Kampf um Gleichberechtigung
Wie Frauen in Frankfurt das Cricket-Feld erobern

Während Cricket traditionell als Männersport gilt, erobern immer mehr Frauen das Spielfeld und setzen sich für Gleichberechtigung und Sichtbarkeit in diesem Sport ein. Unter anderem auch in Frankfurt, wo der Furies Cricket Club zu Hause ist.

Von Jennifer Stange |
Ein Cricket-Feld aus der Vogelperspektive.
Cricket ist vor allem in Ländern des Commonwealth wie England, Indien, Pakistan oder Sri Lanja beliebt. 2028 in Los Angeles ist der Sport nach mehr als 100 Jahren wieder bei den Olympischen Spielen vertreten. (IMAGO / Dreamstime / Copyright: xDreamstimexJacquimar)
"Anu als Bowler hat jetzt den Ball geworfen und Raba hat ihn weggeschlagen. Das ist die Batterin und die Fielderin. Jetzt zum Beispiel in der Position: Raba hat den Ball gestoppt und zum Bowler zurückgeworfen." Samstagmorgen auf einer Wiese zwischen Sport-Campus und Niddapark in Frankfurt: Training des Frauenteams des Furies Cricket Clubs. Dass hier auf Bundesliganiveau Cricket gespielt wird, lässt der 20 Meter lange, etwa drei Meter breite abgewetzte Streifen Kunstrasen mitten in der Wiese kaum erahnen.
"Ich bin Karina, ich spiele seit drei, nein, seit vier Jahren Cricket und bin seit drei Jahren hier in Frankfurt und liebe diesen Sport." Für Cricket hat die Anfang 20-Jährige Fußball verlassen. Karina Kirmeier steht am Rand des Cricket-Pitches, also am Kunstrasenstreifen, und kann, was die Durchschnitts-Darmstädterinnen und -Darmstädter wahrscheinlich nicht können: Cricket erklären. Ein Spiel zwischen zwei Mannschaften mit jeweils elf Spielerinnen und Spielern, in dem einerseits das Bowling- und Fielding-Team versucht, möglichst viele Runs und Punkte zu erzielen, während das Batting-Team versucht, gegnerische Spielerinnen und Spieler vom Spielfeld zu nehmen, also zu "dismissen" – nach bestimmten Regeln.

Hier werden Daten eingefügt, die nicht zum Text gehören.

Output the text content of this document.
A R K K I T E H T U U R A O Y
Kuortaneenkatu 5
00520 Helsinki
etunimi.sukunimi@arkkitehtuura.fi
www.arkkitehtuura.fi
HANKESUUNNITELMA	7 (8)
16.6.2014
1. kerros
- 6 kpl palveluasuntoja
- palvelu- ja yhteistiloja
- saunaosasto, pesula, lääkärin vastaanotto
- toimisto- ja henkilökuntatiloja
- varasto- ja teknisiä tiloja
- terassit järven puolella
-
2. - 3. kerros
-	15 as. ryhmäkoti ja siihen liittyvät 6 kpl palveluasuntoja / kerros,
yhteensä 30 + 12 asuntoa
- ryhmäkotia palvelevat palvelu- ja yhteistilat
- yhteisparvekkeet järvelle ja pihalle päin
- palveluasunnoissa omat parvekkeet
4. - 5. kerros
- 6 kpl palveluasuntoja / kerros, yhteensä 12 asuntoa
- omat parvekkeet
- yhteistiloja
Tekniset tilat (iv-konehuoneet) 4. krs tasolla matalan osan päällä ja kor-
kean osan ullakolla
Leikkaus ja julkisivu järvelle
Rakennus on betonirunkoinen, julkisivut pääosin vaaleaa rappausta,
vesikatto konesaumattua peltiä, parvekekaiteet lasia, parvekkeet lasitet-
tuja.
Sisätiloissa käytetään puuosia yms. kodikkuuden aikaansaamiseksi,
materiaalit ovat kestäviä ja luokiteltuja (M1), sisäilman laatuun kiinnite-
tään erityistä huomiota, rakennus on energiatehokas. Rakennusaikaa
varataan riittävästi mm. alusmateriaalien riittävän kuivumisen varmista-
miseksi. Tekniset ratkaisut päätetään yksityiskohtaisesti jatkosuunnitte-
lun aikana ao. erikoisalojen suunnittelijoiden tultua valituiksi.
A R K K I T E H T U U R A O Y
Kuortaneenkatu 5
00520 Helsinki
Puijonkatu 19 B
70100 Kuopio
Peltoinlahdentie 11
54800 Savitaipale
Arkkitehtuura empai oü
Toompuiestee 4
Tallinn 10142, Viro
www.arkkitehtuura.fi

Cricket-Clubs in München, Hamburg oder Frankfurt

"Wir nennen es die Gesetze des Cricket, nicht Regeln", sagt Anuradha Doddaballapur. Gesetze, die sich anders als beim Fußball oder Basketball den Zuschauenden nicht gleich vollständig erschließen. Doddaballapur ist in der Cricket-Nation Indien geboren und aufgewachsen. Sie kam für ihre Promotion im Bereich Biotechnologie nach Frankfurt. Was sie am meisten vermisste, war ihr Sport. Es gab zwar einen Cricket-Club, allerdings kein Frauenteam.
Überall dort, wo ein großer Anteil der Bevölkerung aus Commonwealth-Ländern wie Indien, Pakistan, England und Sri Lanka kommt, gibt es Cricket-Clubs, beispielsweise in München, Hamburg oder eben Frankfurt. Einwanderer- und Expats-Gemeinschaften prägen das Vereinsleben, gesprochen wird Englisch.

Anuradha ist Kapitänen der Frauen-Cricket-Nationalmannschaft

Anuradha hat bereits in Indien auf Bundesliganiveau Cricket gespielt und ist mit Ende 30 Kapitänin der deutschen Frauen-Cricket-Nationalmannschaft. Als eine von nur zwei Frauen in Deutschland hat sie vor wenigen Wochen vom International Cricket Council eine Leistungssporttrainer-Lizenz erhalten.
Aus ihrer Generation stammen die Pionierinnen weltweit, die den einstigen Männersport erobern, Frauen-Cricket inspirieren und fördern. Zeitgleich in Indien, Australien, England, Pakistan und Deutschland erobern Frauen die Cricket-Ovals. Erobern, denn dieses Engagement ist notwendigerweise auch eines um Geschlechtergerechtigkeit.

Frauen in Frankfurt haben sich Zeit auf dem Rasen erkämpft

Am Samstag gehört der Rasen am Rand des Frankfurter Stadtteils Bockenheim den Frauen des Frankfurt Furies Cricket Clubs. Das war kein Geschenk; das haben sich die Frauen in Frankfurt erkämpft. Damit sind sie weiter als viele andere Cricket-Frauen auf der ganzen Welt und Fußball-Frauenteams in Deutschland, die auch nicht selten um Spielzeiten auf den Plätzen kämpfen müssen.
Egal ob in Indien oder Deutschland, Frauen, sagt Anuradha, müssen immer auf mehreren Ebenen kämpfen. Mit ihrem Team aus Frankfurt hat sie in wenigen Jahren bereits zweimal die Deutsche Cricket-Meisterschaft gewonnen. Außer ihr gehört auch Teamkollegin Rameesha Shahid, eine Informatikerin aus Pakistan, zur deutschen Nationalmannschaft. "Ich habe so viel Cricket auch in Pakistan gespielt, aber die Nationalmannschaft ist schon sehr special." Und das macht ihre Familie zu Hause, in einem Land wo Cricket eine Art Religion ist, macht das sehr stolz.
Cricket wird nach über 100 Jahren als Männer- und Frauenwettbewerb zu den Olympischen Spielen 2028 in LA wieder auferstehen.. Und sollte sich ein deutsches Team qualifizieren, sind bestimmt Spielerinnen von der Wiese zwischen Nidda Park und Bockenheim dabei.